Marcelo Terra, advogado e coordenador do conselho jurídico do Sindicato da Habitação de São Paulo (Secovi-SP), defende que a legislação não deveria dar margem a interpretações divergentes por parte do Judiciário, sendo clara em relação ao tema dos distratos. “Não deveria haver espaço para que o Judiciário tenha interpretação diferente”, afirma Terra.
O vice-presidente do conselho jurídico da Associação das Empresas de Loteamento Urbano (Aelo), Luís Paulo Germanos, aponta que esse cenário questiona a função social das empresas do setor. “As empresas recolhem tributos, geram riqueza, desenvolvem o território urbano de forma ordenada e são responsáveis pela preservação ambiental”, destaca.

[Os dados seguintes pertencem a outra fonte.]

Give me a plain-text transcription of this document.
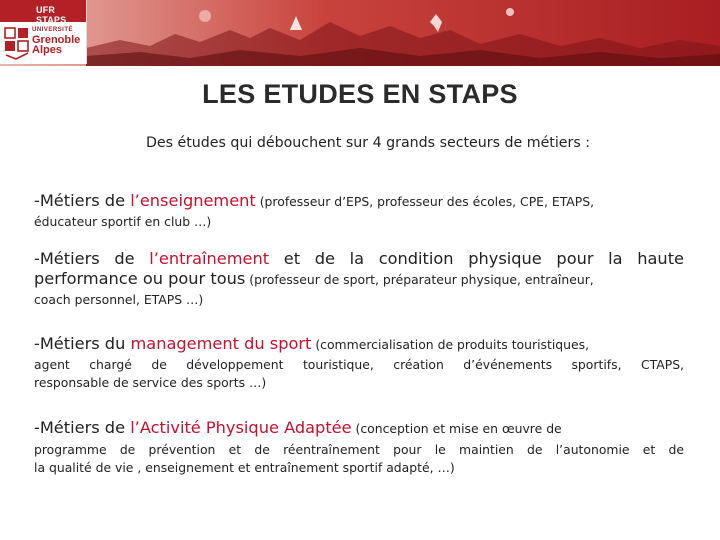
UFR STAPS
UNIVERSITÉ
Grenoble
Alpes
LES ETUDES EN STAPS
Des études qui débouchent sur 4 grands secteurs de métiers :
-Métiers de l’enseignement (professeur d’EPS, professeur des écoles, CPE, ETAPS,
éducateur sportif en club …)
-Métiers de l’entraînement et de la condition physique pour la haute
performance ou pour tous (professeur de sport, préparateur physique, entraîneur,
coach personnel, ETAPS …)
-Métiers du management du sport (commercialisation de produits touristiques,
agent chargé de développement touristique, création d’événements sportifs, CTAPS,
responsable de service des sports …)
-Métiers de l’Activité Physique Adaptée (conception et mise en œuvre de
programme de prévention et de réentraînement pour le maintien de l’autonomie et de
la qualité de vie , enseignement et entraînement sportif adapté, …)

A visão dos advogados dos consumidores
Por outro lado, os advogados que representam os consumidores defendem que a Lei dos Distratos deve ser aplicada de forma ponderada. Marcelo Tapai, sócio-fundador do escritório Tapai Advogados, argumenta que é injusto que empresas lucrem em detrimento de consumidores vulneráveis. Ele aponta que multas de 50% do valor pago para as empresas, somadas a 5% a 6% sobre o valor do negócio a título de corretagem, podem chegar a representar mais de 70% dos valores pagos, configurando enriquecimento sem causa e tornando o contrato excessivamente oneroso. Tapai destaca que, diante desse desequilíbrio evidente, a legislação permite que o juiz ajuste a penalidade para restabelecer o equilíbrio na relação contratual.
Posição do desembargador frente às reduções de multas
O desembargador Marcelo Guimarães Rodrigues, presidente da 21ª Câmara Cível Especializada do Tribunal de Justiça de Minas Gerais (TJ-MG), destaca que a redução das cláusulas penais deve ser vista como uma medida excepcional. Segundo ele, a redução da multa pode acontecer considerando o cumprimento parcial da obrigação e a proporção dessa penalidade em relação à natureza e finalidade do negócio. No entanto, Rodrigues ressalta que a redução da penalidade deve ser justificada e atender aos critérios de equidade.
Existem casos em que a aplicação integral da multa é justificada pela obrigatoriedade do contrato. Nesse sentido, a Lei dos Distratos é interpretada como uma forma de proteger a coletividade, garantindo o cumprimento dos contratos e a finalização das obras. Em situações em que a obrigação principal foi cumprida parcialmente, é aceitável que a multa seja reduzida proporcionalmente, desde que o cumprimento parcial beneficie o credor. Caso contrário, a redução da cláusula penal não seria cabível, segundo o desembargador.
Diante dessas divergências e interpretações conflitantes, a discussão em torno da Lei dos Distratos continua a gerar debates acalorados entre advogados de empresas imobiliárias e consumidores, demonstrando a complexidade e os desafios envolvidos na regulação dos cancelamentos de contratos de compra e venda de imóveis.